Mudge J F, Martyniuk C J, Houlahan J E
Department of Biology, Canadian Rivers Institute, University of New Brunswick, Saint John, NB, E2L 4L5, Canada.
Center for Environmental and Human Toxicology & Department of Physiological Sciences, UF Genetics Institute, University of Florida, Gainesville, Florida, 32611, USA.
BMC Bioinformatics. 2017 Jun 21;18(1):312. doi: 10.1186/s12859-017-1728-3.
Transcriptomic approaches (microarray and RNA-seq) have been a tremendous advance for molecular science in all disciplines, but they have made interpretation of hypothesis testing more difficult because of the large number of comparisons that are done within an experiment. The result has been a proliferation of techniques aimed at solving the multiple comparisons problem, techniques that have focused primarily on minimizing Type I error with little or no concern about concomitant increases in Type II errors. We have previously proposed a novel approach for setting statistical thresholds with applications for high throughput omics-data, optimal α, which minimizes the probability of making either error (i.e. Type I or II) and eliminates the need for post-hoc adjustments.
A meta-analysis of 242 microarray studies extracted from the peer-reviewed literature found that current practices for setting statistical thresholds led to very high Type II error rates. Further, we demonstrate that applying the optimal α approach results in error rates as low or lower than error rates obtained when using (i) no post-hoc adjustment, (ii) a Bonferroni adjustment and (iii) a false discovery rate (FDR) adjustment which is widely used in transcriptome studies.
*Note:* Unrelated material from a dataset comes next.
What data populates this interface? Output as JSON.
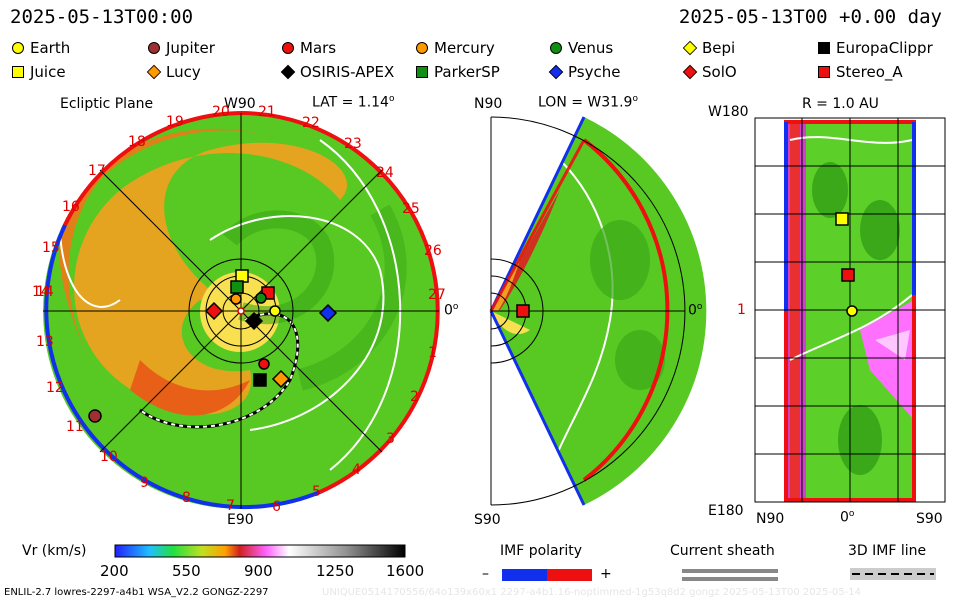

We conclude that optimal α can reduce error rates associated with transcripts in both microarray and RNA-seq experiments, but point out that improved statistical techniques alone cannot solve the problems associated with high throughput datasets - these approaches need to be coupled with improved experimental design that considers larger sample sizes and/or greater study replication.
转录组学方法(微阵列和RNA测序)在所有学科的分子科学领域都取得了巨大进展,但由于在一个实验中要进行大量比较,使得假设检验的解释变得更加困难。结果是大量旨在解决多重比较问题的技术不断涌现,这些技术主要侧重于将I型错误最小化,而很少或根本不考虑随之而来的II型错误增加。我们之前提出了一种用于设置统计阈值的新方法——最优α,适用于高通量组学数据,该方法能将犯任何一种错误(即I型或II型)的概率最小化,并且无需进行事后调整。
对从同行评审文献中提取的242项微阵列研究进行的荟萃分析发现,当前设置统计阈值的做法导致了非常高的II型错误率。此外,我们证明,应用最优α方法所得到的错误率与使用(i)不进行事后调整、(ii)Bonferroni调整和(iii)转录组研究中广泛使用的错误发现率(FDR)调整时所获得的错误率一样低或更低。
我们得出结论,最优α可以降低微阵列和RNA测序实验中转录本相关的错误率,但指出仅靠改进的统计技术无法解决与高通量数据集相关的问题——这些方法需要与考虑更大样本量和/或更高研究重复性的改进实验设计相结合。